Thermal Stability and Rheological Properties of Epoxidized Natural Rubber-Based Magnetorheological Elastomer

• Main Authors: Nurul Azhani Yunus, Saiful Amri Mazlan, Ubaidillah, Siti Aishah Abdul Aziz, Salihah Tan Shilan, Nurul Ain Abdul Wahab
• Format: Article
• Language: English
• Published: MDPI AG 2019-02-01
• Series: International Journal of Molecular Sciences
• Subjects: magnetorheological elastomers; epoxidized natural rubber; thermal properties; thermal stability; rheological properties
• Online Access: https://www.mdpi.com/1422-0067/20/3/746

Determination of the thermal characteristics and temperature-dependent rheological properties of the magnetorheological elastomers (MREs) is of paramount importance particularly with regards to MRE applications.

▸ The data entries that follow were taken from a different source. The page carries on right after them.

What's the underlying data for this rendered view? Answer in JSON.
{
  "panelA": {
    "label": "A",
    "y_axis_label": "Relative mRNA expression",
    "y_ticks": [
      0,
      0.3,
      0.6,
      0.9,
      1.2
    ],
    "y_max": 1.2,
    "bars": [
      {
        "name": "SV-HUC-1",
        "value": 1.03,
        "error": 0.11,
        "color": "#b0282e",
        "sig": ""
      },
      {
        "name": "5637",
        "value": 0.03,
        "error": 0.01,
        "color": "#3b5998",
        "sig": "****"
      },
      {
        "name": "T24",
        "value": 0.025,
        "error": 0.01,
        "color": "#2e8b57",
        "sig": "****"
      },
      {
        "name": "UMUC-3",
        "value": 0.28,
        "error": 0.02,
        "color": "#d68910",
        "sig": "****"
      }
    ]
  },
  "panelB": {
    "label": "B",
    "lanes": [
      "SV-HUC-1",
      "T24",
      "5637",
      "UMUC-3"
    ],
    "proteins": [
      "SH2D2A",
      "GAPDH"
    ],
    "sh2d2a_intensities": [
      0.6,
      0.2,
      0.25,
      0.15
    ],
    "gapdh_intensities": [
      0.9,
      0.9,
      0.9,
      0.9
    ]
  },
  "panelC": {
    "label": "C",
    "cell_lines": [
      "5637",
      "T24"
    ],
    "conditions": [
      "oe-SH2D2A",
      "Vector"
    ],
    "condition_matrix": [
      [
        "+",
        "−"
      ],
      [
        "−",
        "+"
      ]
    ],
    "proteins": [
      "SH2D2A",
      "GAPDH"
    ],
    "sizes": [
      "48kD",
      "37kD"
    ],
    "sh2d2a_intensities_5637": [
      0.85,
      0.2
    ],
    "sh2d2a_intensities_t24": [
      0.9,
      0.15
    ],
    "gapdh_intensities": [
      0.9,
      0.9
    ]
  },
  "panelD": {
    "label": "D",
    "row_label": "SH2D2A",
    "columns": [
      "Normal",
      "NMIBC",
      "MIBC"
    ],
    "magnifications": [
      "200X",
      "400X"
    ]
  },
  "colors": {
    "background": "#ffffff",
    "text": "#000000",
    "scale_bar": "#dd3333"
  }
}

Hitherto, a paucity of temperature dependent analysis has been conducted by MRE researchers. In this study, an investigation on the thermal and rheological properties of epoxidized natural rubber (ENR)-based MREs was performed. Various percentages of carbonyl iron particles (CIPs) were blended with the ENR compound using a two roll-mill for the preparation of the ENR-based MRE samples. The morphological, elemental, and thermal analyses were performed before the rheological test. Several characterizations, as well as the effects of the strain amplitude, temperature, and magnetic field on the rheological properties of ENR-based MRE samples, were evaluated. The micrographs and elemental results were well-correlated regarding the CIP and Fe contents, and a uniform distribution of CIPs was achieved. The results of the thermal test indicated that the incorporation of CIPs enhanced the thermal stability of the ENR-based MREs. Based on the rheological analysis, the storage modulus and loss factor were dependent on the CIP content and strain amplitude. The effect of temperature on the rheological properties revealed that the stiffness of the ENR-based MREs was considered stable, and they were appropriate to be employed in the MRE devices exposed to high temperatures above 45 °C.